Monday, December 27, 2010

The Winter Reading List

His name was Kenny. He was no friend of mine, and I was certainly no friend of his. We had the random occasion for a random conversation, the kind of conversation that two men who don't particularly like or respect the other would have. One afternoon he asked: “Hey Anthony, have you ever seen a whale in the wild?” It was a hell of a question. “Yeah I have,” I said. “Why do you ask?” He opened the newspaper in front of him. “I never have,” he said and that was the end of it. Strange, right? Those were my conversations with him. Sometimes we'd have a laugh, but generally not. I bring it up today only because I'm thinking about whales.

I have seen whales in the wild. It's quite a sight to see. I've never heard them sing in the wild, nor do I think you can. But I have heard their songs on a record. That's right, a record. Considering people began to record whale songs in the late 1960s, and I was born in the early 1970s, I've never know life without whale songs. I make the comment because I do hope that Kenny gets to see a whale in the wild, I hope everyone does. Also, I hope everyone has had an opportunity to hear their songs. Both of these things are still a possibility. These things would, and should make people feel differently.

Now, imagine how different Herman Melville would have been had he heard a whale sing. Do you think the entire course of Moby Dick would have been different? Perhaps the book would not have been written at all, or perhaps he would have written a book to make him rich. For those of you who don't know, Melville was a popular writer and wrote commercially successful stories and novels until Moby Dick. We remember Moby Dick today over everything else, but that book killed his commercial success and his career.

So? Well, I'm in Oregon now and the ocean borders our state. The last time I saw a whale was here, maybe about ten years ago. It was on a rather gray but rainless day in winter, I think. Perhaps an excursion is in order again this winter.

This is winter. Stillness is what winter is here. Rain. Short days. A good season for reading.

My approach for the winter reading list is not nearly as elegant nor as premeditated as the autumn reading list. This reading list is still inspired by Mark Dragotta like the last one was. He and I discussed the parameters of a good seasonal reading list last August, as you may know.

Mark once told me about the year he spent writing and developing his vast computer skill set and his web design business. He'd left full time work. He wrote a few articles a week for rent money. He didn't have much money left over. He, like me and most writers I know, had dozen of books on his bookshelf that he was yet to read. He said he read those books because he couldn't afford to buy new books. Makes sense to me. Are we writers and we readers destined to buy more books than we can ever read for fear of an underemployed year when we can't afford to buy books? I don't know. The way Mark describes the year is with a mixture of amazement and gratitude.

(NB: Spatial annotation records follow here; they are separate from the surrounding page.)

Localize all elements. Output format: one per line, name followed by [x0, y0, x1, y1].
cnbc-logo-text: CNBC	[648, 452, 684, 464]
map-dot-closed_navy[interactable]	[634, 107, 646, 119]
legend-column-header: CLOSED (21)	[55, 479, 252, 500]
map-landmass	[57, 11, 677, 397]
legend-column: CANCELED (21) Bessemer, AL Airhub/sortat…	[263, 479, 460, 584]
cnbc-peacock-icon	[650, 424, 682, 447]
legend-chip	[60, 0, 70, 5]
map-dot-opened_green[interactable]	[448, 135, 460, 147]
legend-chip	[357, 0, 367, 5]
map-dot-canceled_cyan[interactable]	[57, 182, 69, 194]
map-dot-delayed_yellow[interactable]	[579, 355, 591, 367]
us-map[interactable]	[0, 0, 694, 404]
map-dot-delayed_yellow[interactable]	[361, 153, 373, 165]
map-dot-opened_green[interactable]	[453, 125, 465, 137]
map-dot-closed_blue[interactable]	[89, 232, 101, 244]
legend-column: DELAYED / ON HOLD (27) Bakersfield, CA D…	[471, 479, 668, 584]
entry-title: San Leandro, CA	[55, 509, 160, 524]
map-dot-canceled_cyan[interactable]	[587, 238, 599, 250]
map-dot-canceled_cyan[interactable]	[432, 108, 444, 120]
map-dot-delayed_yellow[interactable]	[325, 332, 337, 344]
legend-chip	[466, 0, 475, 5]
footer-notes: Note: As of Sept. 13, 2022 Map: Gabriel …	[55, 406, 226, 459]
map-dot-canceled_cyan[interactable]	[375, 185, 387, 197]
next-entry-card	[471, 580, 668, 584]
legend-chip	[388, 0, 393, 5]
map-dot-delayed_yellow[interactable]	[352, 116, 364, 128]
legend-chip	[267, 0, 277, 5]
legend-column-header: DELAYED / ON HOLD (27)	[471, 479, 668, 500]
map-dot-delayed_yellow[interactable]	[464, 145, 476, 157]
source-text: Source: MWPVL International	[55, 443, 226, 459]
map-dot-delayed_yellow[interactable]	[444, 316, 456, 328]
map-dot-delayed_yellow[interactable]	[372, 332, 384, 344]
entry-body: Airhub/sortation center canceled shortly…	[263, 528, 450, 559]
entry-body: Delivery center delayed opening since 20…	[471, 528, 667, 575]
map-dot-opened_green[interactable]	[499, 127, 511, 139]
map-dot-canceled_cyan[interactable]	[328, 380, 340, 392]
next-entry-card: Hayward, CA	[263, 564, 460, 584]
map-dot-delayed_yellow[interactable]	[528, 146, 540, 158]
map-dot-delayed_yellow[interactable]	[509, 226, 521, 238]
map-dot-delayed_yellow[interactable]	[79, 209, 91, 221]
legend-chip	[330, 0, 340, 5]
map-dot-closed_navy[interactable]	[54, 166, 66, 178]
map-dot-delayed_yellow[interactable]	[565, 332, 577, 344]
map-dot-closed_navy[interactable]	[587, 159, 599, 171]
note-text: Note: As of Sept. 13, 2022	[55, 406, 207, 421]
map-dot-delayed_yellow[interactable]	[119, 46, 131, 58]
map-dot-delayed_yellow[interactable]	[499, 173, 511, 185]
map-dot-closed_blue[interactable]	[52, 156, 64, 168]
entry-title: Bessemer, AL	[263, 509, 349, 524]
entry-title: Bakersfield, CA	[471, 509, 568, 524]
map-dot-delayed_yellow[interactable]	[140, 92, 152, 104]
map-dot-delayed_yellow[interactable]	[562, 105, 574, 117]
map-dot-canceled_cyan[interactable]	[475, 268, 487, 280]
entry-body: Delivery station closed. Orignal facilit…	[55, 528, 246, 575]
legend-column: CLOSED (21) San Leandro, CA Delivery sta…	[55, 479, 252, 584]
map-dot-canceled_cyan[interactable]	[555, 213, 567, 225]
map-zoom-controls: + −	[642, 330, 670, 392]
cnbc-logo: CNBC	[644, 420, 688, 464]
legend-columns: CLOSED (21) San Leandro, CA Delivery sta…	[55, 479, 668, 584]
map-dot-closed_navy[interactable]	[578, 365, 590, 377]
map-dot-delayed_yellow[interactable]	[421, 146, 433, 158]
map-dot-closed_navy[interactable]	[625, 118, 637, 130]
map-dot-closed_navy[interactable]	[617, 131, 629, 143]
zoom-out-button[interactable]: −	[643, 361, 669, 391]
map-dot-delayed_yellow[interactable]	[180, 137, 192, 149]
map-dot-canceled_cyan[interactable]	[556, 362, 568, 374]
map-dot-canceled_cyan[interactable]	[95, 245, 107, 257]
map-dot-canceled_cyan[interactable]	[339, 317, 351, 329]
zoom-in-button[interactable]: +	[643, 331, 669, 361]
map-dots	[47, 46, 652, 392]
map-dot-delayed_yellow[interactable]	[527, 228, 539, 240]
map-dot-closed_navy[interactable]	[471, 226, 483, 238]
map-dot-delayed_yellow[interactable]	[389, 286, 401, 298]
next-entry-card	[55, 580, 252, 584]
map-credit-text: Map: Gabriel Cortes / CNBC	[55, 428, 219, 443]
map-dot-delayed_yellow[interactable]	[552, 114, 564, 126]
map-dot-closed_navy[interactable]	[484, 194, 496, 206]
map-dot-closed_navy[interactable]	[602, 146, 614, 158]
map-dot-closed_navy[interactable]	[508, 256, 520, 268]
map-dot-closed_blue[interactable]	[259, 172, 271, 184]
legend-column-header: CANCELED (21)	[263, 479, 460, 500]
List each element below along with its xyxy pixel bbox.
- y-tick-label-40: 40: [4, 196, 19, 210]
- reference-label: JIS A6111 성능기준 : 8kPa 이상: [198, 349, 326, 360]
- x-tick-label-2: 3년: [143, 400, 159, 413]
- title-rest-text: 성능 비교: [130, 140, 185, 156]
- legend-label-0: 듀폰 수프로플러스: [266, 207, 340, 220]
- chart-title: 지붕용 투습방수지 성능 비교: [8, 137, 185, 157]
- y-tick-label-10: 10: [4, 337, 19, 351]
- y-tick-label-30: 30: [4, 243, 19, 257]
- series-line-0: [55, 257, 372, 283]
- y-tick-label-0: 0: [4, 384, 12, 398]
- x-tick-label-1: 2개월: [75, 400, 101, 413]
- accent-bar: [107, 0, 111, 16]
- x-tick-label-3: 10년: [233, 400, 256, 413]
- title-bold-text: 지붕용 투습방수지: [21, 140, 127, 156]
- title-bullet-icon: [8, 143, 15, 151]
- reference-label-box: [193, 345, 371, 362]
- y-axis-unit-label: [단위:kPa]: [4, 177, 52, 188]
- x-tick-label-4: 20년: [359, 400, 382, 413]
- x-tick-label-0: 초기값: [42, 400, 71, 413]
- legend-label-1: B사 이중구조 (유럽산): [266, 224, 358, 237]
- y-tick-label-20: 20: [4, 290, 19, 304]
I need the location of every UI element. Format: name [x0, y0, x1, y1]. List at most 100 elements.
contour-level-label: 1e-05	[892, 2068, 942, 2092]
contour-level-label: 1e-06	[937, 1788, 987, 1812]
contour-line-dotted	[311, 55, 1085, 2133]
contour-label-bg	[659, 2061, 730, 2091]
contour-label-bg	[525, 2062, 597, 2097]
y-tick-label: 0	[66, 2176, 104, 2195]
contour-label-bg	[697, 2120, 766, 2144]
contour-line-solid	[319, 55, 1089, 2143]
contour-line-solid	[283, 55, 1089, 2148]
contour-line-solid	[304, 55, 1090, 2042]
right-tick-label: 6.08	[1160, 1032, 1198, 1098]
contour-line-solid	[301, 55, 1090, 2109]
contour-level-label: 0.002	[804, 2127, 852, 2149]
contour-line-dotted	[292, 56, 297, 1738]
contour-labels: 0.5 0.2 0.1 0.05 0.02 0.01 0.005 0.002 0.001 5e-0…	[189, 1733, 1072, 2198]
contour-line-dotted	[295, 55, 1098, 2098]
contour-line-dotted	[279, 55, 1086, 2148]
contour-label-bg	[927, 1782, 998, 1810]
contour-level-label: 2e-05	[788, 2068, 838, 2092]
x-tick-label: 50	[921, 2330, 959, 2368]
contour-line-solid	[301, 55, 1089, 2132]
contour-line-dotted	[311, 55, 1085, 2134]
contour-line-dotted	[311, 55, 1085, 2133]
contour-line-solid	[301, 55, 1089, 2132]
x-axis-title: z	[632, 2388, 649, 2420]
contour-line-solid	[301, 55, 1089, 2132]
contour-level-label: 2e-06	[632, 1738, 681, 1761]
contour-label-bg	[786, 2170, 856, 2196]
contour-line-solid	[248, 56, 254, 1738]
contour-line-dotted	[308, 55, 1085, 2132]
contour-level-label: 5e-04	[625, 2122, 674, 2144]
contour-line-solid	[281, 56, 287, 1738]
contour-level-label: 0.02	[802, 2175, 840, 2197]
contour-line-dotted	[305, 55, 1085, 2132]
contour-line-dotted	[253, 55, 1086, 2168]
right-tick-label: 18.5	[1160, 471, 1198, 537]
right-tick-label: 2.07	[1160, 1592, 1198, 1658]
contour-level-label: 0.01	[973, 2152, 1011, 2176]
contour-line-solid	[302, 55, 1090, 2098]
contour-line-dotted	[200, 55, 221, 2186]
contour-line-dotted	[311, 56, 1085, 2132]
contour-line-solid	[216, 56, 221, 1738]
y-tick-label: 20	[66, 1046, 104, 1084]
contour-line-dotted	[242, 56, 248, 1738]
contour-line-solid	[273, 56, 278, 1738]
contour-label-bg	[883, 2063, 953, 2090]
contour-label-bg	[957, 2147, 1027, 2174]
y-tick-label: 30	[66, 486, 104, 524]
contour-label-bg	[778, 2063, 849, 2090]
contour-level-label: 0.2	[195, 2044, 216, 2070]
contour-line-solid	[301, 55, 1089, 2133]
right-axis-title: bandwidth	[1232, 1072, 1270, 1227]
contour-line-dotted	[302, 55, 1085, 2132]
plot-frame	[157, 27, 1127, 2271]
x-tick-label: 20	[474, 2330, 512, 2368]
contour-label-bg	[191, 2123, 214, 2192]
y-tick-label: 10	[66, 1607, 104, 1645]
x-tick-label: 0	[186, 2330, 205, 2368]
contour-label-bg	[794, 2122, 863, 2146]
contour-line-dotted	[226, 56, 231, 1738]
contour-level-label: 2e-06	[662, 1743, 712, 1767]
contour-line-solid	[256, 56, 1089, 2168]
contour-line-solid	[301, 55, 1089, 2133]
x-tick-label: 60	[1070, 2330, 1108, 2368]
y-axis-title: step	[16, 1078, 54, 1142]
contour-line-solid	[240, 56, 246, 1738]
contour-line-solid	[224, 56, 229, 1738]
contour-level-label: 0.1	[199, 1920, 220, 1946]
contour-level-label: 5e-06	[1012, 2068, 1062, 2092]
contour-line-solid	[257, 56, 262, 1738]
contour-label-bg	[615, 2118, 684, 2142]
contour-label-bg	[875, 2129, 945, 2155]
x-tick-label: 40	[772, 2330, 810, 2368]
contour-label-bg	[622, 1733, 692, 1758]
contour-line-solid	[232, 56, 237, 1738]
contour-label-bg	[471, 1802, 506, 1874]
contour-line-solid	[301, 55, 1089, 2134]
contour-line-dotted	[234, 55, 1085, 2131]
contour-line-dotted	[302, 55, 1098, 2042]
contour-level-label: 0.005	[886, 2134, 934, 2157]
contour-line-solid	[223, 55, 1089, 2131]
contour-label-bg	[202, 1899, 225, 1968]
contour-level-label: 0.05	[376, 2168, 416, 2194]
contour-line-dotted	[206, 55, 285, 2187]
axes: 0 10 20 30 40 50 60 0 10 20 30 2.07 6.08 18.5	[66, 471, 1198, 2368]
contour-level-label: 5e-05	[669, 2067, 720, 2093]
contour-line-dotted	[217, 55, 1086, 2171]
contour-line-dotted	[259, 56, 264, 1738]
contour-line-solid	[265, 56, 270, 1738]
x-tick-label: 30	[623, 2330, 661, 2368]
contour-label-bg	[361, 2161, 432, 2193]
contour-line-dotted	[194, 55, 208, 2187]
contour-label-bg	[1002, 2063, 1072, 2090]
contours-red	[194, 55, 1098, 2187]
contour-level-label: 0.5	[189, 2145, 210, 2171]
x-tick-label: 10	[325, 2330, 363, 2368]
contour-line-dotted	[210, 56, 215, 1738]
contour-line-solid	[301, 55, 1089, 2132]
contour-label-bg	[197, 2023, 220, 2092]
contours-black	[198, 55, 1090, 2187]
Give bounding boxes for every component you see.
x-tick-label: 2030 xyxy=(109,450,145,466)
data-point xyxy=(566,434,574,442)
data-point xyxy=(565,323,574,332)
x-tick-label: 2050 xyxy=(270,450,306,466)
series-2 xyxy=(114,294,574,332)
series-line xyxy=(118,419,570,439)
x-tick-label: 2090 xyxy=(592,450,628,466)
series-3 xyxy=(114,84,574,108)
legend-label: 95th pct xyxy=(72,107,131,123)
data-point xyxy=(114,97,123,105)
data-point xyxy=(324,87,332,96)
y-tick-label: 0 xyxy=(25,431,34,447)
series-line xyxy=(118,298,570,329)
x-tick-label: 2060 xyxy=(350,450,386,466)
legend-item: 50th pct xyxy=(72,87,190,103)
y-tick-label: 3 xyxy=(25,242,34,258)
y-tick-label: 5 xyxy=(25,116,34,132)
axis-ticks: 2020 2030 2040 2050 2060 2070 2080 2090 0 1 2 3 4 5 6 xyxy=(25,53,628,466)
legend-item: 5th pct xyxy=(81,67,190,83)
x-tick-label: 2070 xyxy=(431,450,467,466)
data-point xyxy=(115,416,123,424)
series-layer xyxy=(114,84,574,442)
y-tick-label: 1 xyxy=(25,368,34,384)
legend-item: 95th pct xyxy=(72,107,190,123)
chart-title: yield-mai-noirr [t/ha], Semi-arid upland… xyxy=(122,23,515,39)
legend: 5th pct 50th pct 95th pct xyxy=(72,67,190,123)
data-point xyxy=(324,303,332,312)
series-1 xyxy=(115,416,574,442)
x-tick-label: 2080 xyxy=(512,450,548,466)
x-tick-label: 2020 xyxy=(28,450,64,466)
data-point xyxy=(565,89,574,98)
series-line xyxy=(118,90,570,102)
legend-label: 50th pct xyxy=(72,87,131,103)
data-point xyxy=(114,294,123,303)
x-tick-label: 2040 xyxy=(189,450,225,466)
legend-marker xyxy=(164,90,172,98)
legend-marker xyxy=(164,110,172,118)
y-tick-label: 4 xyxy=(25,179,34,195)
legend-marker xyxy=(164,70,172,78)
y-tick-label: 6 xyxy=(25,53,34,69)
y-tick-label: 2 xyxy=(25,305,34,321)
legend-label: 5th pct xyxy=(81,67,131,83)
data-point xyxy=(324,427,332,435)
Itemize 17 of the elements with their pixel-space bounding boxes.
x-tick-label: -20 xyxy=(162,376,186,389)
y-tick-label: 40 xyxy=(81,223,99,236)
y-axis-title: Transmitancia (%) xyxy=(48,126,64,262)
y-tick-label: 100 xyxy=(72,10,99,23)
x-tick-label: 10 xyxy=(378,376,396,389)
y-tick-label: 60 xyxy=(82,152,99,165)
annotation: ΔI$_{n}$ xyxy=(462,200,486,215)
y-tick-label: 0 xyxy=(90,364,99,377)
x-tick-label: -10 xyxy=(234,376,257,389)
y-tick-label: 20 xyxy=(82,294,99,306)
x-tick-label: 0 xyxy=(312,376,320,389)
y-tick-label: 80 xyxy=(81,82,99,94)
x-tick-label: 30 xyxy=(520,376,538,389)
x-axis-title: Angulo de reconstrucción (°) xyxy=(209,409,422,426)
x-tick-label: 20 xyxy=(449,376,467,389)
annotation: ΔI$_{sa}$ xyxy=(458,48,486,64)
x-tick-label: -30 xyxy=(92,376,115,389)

The second consideration of the autumn reading list was that awful day when Janice and I gave all of our books away. Many of them I had read, but many of them I hadn't. That's the past. Now, we're here, Portland and during her short days of winter. And I have my reading list. But before I tell you the list, let me tell you about the parameters:
a)like Mark and his year of personal development-I will not buy any new books. It's partly the money and my lack of it, and it's mostly because Janice and I have at least one more move in the coming weeks and books are heavy.
b)it's a strange prospect to have read every book on the shelf. I've never been that way, but at the end of this reading list I will have read every book I own. The next step, of course, is to unpack all these boxes and shelf the books. And:
c)this list is rather small and I doubt I'll stray from it.

1)Moby Dick: Herman Melville
2)Dance Dance Dance: Haruki Murakami
3)Wind Up Bird Chronicle: Haruki Murakami
4)Hard Boiled Wonderland and the End of the World: Haruki Murakami
5)The Meat and Spirit Plan: Selah Saterstrom
6)Born on a Train: John McManus
7)The Savage Detectives: Roberto Bolano

These are all the books in my collection I'm yet to read. The Murakami books ought to be interesting since I was introduced to his work by way of The Elephant Vanishes here in Portland about ten years ago. I'm of course very excited about John's book and Selah's book. I thoroughly enjoyed reading the other books by both of these writers. They are both colleagues, friends and in the case of John, a former instructor. They are both mentors. And Moby Dick? It shall be a great wintertime read. I hope after all these years I can finish it.

A haphazard reading list for winter?